Ready Player One
di Steven Spielberg
con Tye Sheridan, Olivia Cooke, Ben Mendhelson
USA, 2018
genere, fantascienza, avventura
durata, 140'
Si dice che il primo amore non si scorda mai. Steven Spielberg così fa da un po' di tempo a questa parte, da quando, diventato adulto, ha iniziato a fare i conti con la realtà attraverso film agganciati ai fatti della grande Storia. Schindler’s List, Munich e ancora Lincoln e The Post non hanno impedito al papa di ET di continuare a frequentare luoghi e personaggi più spensierati e spettacolari come lo sono quelli di “Ready Player One”. Basato sull’omonimo best seller di Ernest Cline, il film racconta le avventure di Wade Wyatts, adolescente che al pari degli altri reagisce alle frustrazioni del mondo reale rifugiandosi nell’universo virtuale rappresentato da OASIS, nel quale, grazie all’opportunità di usufruire di Avatar ciascuno può essere chi vuole e partecipare alla caccia al tesoro che permetterà al vincitore di diventare ricco assumendo il controllo del gioco.
Considerato che per centrare l’obiettivo i concorrenti devono passare attraverso la conquista di tre chiavi, ognuna della quali rappresentative di un segmento di percorso costellato da trappole e pericoli sempre maggiori mano a mano che ci si avvicina al traguardo, va da sé che “Ready Player One” abbia poco da offrire sotto il profilo narrativo. Diversamente, sul piano visivo e su quello citazionista il film di Spielberg sembra intenzionato a stabilire nuovi record, tanti sono i rimandi e i riferimenti alla cultura pop dei nostri anni contenuti all’interno di OASIS.
Strutturato come un gigantesco IPOD, “Ready Player One” funziona allo stesso modo del citato lettore, nel senso che lo spettatore può fare idealmente una selezione delle immagini come pure dei singoli filoni narrativi senza che l’esclusione degli uni e degli altri gli precluda di gustarsi appieno i risultati del prodotto.
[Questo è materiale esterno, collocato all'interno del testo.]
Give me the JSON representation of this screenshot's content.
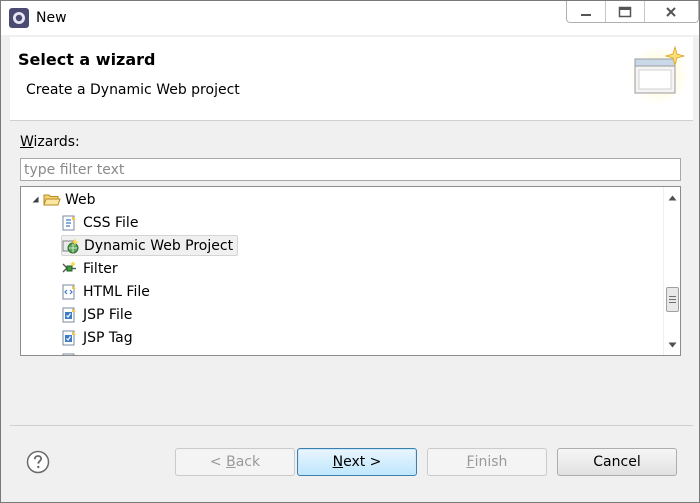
{
  "window": {
    "title": "New"
  },
  "header": {
    "title": "Select a wizard",
    "description": "Create a Dynamic Web project"
  },
  "wizards": {
    "label_accel": "W",
    "label_rest": "izards:",
    "filter_placeholder": "type filter text",
    "tree": {
      "folder": "Web",
      "items": [
        {
          "label": "CSS File",
          "icon": "css-file-icon"
        },
        {
          "label": "Dynamic Web Project",
          "icon": "dynamic-web-project-icon",
          "selected": true
        },
        {
          "label": "Filter",
          "icon": "filter-icon"
        },
        {
          "label": "HTML File",
          "icon": "html-file-icon"
        },
        {
          "label": "JSP File",
          "icon": "jsp-file-icon"
        },
        {
          "label": "JSP Tag",
          "icon": "jsp-tag-icon"
        }
      ]
    }
  },
  "buttons": {
    "back_prefix": "< ",
    "back_accel": "B",
    "back_rest": "ack",
    "next_accel": "N",
    "next_rest": "ext >",
    "finish_accel": "F",
    "finish_rest": "inish",
    "cancel": "Cancel"
  },
  "colors": {
    "accent": "#3c7fb1",
    "folder": "#e8c35a"
  }
}
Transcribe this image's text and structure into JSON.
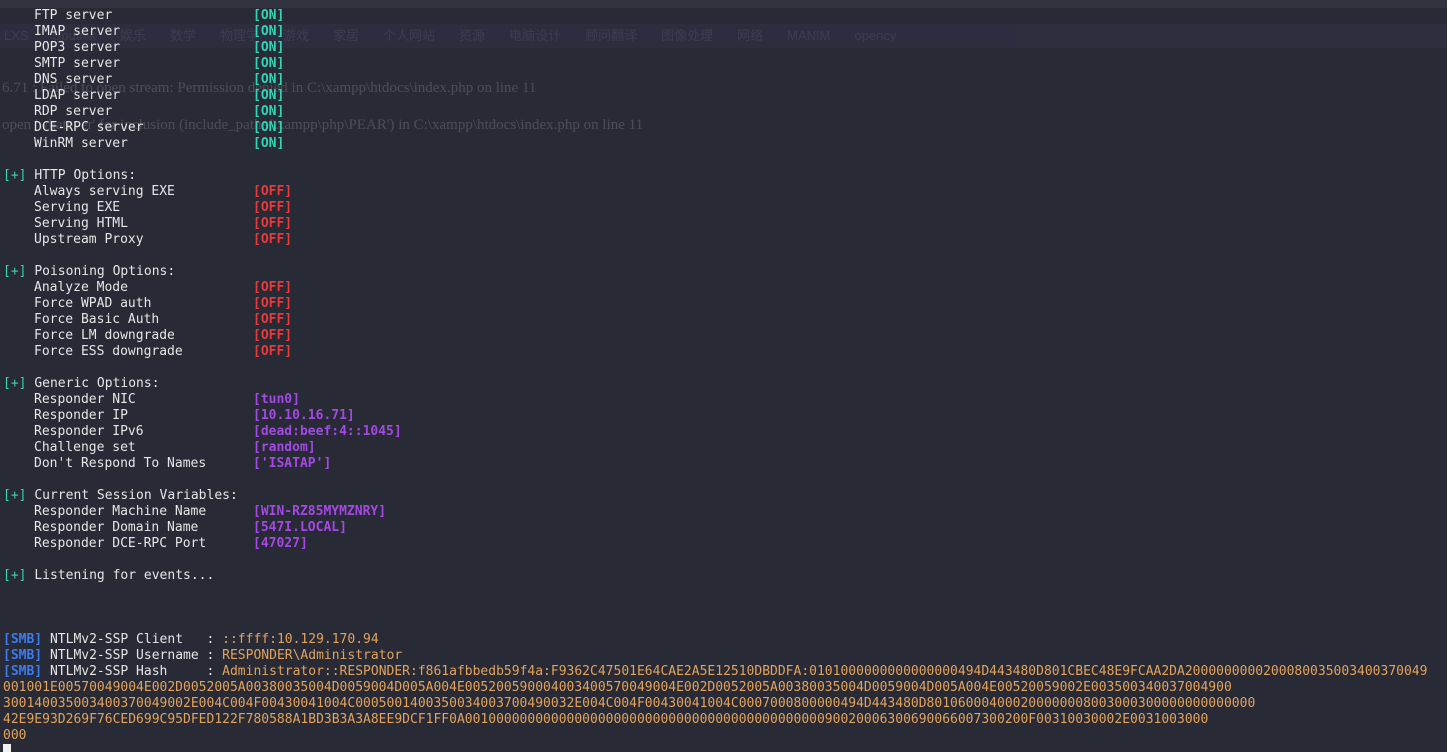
{
  "ghost_browser": {
    "bookmarks": [
      "LXS",
      "Sputnik",
      "娱乐",
      "数学",
      "物理学",
      "游戏",
      "家居",
      "个人网站",
      "资源",
      "电脑设计",
      "顾问翻译",
      "图像处理",
      "网络",
      "MANIM",
      "opency"
    ],
    "php_error_1": "6.71 : Failed to open stream: Permission denied in C:\\xampp\\htdocs\\index.php on line 11",
    "php_error_2": "open 'whatever' for inclusion (include_path='\\xampp\\php\\PEAR') in C:\\xampp\\htdocs\\index.php on line 11"
  },
  "servers": [
    {
      "label": "FTP server",
      "value": "[ON]"
    },
    {
      "label": "IMAP server",
      "value": "[ON]"
    },
    {
      "label": "POP3 server",
      "value": "[ON]"
    },
    {
      "label": "SMTP server",
      "value": "[ON]"
    },
    {
      "label": "DNS server",
      "value": "[ON]"
    },
    {
      "label": "LDAP server",
      "value": "[ON]"
    },
    {
      "label": "RDP server",
      "value": "[ON]"
    },
    {
      "label": "DCE-RPC server",
      "value": "[ON]"
    },
    {
      "label": "WinRM server",
      "value": "[ON]"
    }
  ],
  "sections": {
    "prefix": "[+]",
    "http_title": "HTTP Options:",
    "poison_title": "Poisoning Options:",
    "generic_title": "Generic Options:",
    "session_title": "Current Session Variables:",
    "listening": "Listening for events..."
  },
  "http_options": [
    {
      "label": "Always serving EXE",
      "value": "[OFF]"
    },
    {
      "label": "Serving EXE",
      "value": "[OFF]"
    },
    {
      "label": "Serving HTML",
      "value": "[OFF]"
    },
    {
      "label": "Upstream Proxy",
      "value": "[OFF]"
    }
  ],
  "poisoning_options": [
    {
      "label": "Analyze Mode",
      "value": "[OFF]"
    },
    {
      "label": "Force WPAD auth",
      "value": "[OFF]"
    },
    {
      "label": "Force Basic Auth",
      "value": "[OFF]"
    },
    {
      "label": "Force LM downgrade",
      "value": "[OFF]"
    },
    {
      "label": "Force ESS downgrade",
      "value": "[OFF]"
    }
  ],
  "generic_options": [
    {
      "label": "Responder NIC",
      "value": "[tun0]"
    },
    {
      "label": "Responder IP",
      "value": "[10.10.16.71]"
    },
    {
      "label": "Responder IPv6",
      "value": "[dead:beef:4::1045]"
    },
    {
      "label": "Challenge set",
      "value": "[random]"
    },
    {
      "label": "Don't Respond To Names",
      "value": "['ISATAP']"
    }
  ],
  "session_variables": [
    {
      "label": "Responder Machine Name",
      "value": "[WIN-RZ85MYMZNRY]"
    },
    {
      "label": "Responder Domain Name",
      "value": "[547I.LOCAL]"
    },
    {
      "label": "Responder DCE-RPC Port",
      "value": "[47027]"
    }
  ],
  "smb": {
    "tag": "[SMB]",
    "client_label": "NTLMv2-SSP Client   : ",
    "client_value": "::ffff:10.129.170.94",
    "username_label": "NTLMv2-SSP Username : ",
    "username_value": "RESPONDER\\Administrator",
    "hash_label": "NTLMv2-SSP Hash     : ",
    "hash_lines": [
      "Administrator::RESPONDER:f861afbbedb59f4a:F9362C47501E64CAE2A5E12510DBDDFA:0101000000000000000494D443480D801CBEC48E9FCAA2DA2000000000200080035003400370049",
      "001001E00570049004E002D0052005A00380035004D0059004D005A004E005200590004003400570049004E002D0052005A00380035004D0059004D005A004E00520059002E003500340037004900",
      "300140035003400370049002E004C004F00430041004C0005001400350034003700490032E004C004F00430041004C0007000800000494D443480D801060004000200000008003000300000000000000",
      "42E9E93D269F76CED699C95DFED122F780588A1BD3B3A3A8EE9DCF1FF0A001000000000000000000000000000000000000000000090020006300690066007300200F00310030002E0031003000",
      "000"
    ]
  }
}
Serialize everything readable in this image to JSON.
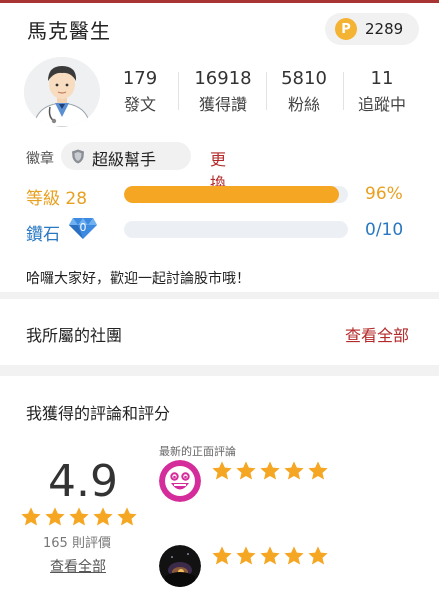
{
  "profile": {
    "name": "馬克醫生",
    "coins": "2289",
    "coin_symbol": "P"
  },
  "stats": [
    {
      "value": "179",
      "label": "發文"
    },
    {
      "value": "16918",
      "label": "獲得讚"
    },
    {
      "value": "5810",
      "label": "粉絲"
    },
    {
      "value": "11",
      "label": "追蹤中"
    }
  ],
  "badge": {
    "label": "徽章",
    "name": "超級幫手",
    "change": "更換"
  },
  "level": {
    "label": "等級 28",
    "percent_text": "96%",
    "percent": 96
  },
  "diamond": {
    "label": "鑽石",
    "count": "0",
    "value_text": "0/10",
    "percent": 0
  },
  "bio": "哈囉大家好，歡迎一起討論股市哦！",
  "club": {
    "title": "我所屬的社團",
    "link": "查看全部"
  },
  "reviews": {
    "title": "我獲得的評論和評分",
    "score": "4.9",
    "count_text": "165 則評價",
    "view_all": "查看全部",
    "latest_label": "最新的正面評論",
    "items": [
      {
        "stars": 5
      },
      {
        "stars": 5
      }
    ],
    "overall_stars": 5
  },
  "colors": {
    "accent_red": "#b42a2a",
    "level_orange": "#f5a623",
    "diamond_blue": "#2a78c2",
    "star_gold": "#f5a623"
  },
  "icons": {
    "coin": "coin-icon",
    "shield": "shield-icon",
    "diamond": "diamond-icon",
    "star": "star-icon"
  }
}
In questa sede sarebbe inutile elencare artisti, personaggi e opere (musicali, cinematografiche e fumettistiche) che trovano occasione per comparire anche solo un attimo nella biblioteca spielbergiana.
Ciò che invece preme dire è che, fatte salve le dovute differenze, l’importanza di Ready Player One è destinato a travalica il cinema per diventare un archivio visivo in grado di contenere e catalogare un campione piuttosto esemplificativo della cultura dei nostri tempi, un po' come lo sono libri come Controcorrente di Joris Karl Huysmans e Bouvard e Pécuchet di Gustave Flaubert, esempi di cultura archeologica che acquista valore sopratutto in prospettiva per il suo valore testimoniale rispetto all’epoca di riferimento. Di certo non sfugge la riflessione del regista sul rapporto tra uomo e tecnica e sulla possibilità di influenzarsi reciprocamente, così come è palese il tentativo di Spielberg di aggiornare in maniera radicale il proprio dispositivo, adeguandolo ai gusti e alle possibilità del cinema contemporaneo. Si può rimanere affascinati da una simile operazione, oppure rimpiangere l’ingenuità poetica dei tempi d’oro, quella in cui il regista riusciva ad arrivare anche ai cuori dei suoi detrattori. Per questo motivo crediamo che gli spettatori più nostalgici troveranno la bellezza di “Ready Player One” troppo perfetta per essere anche appassionante.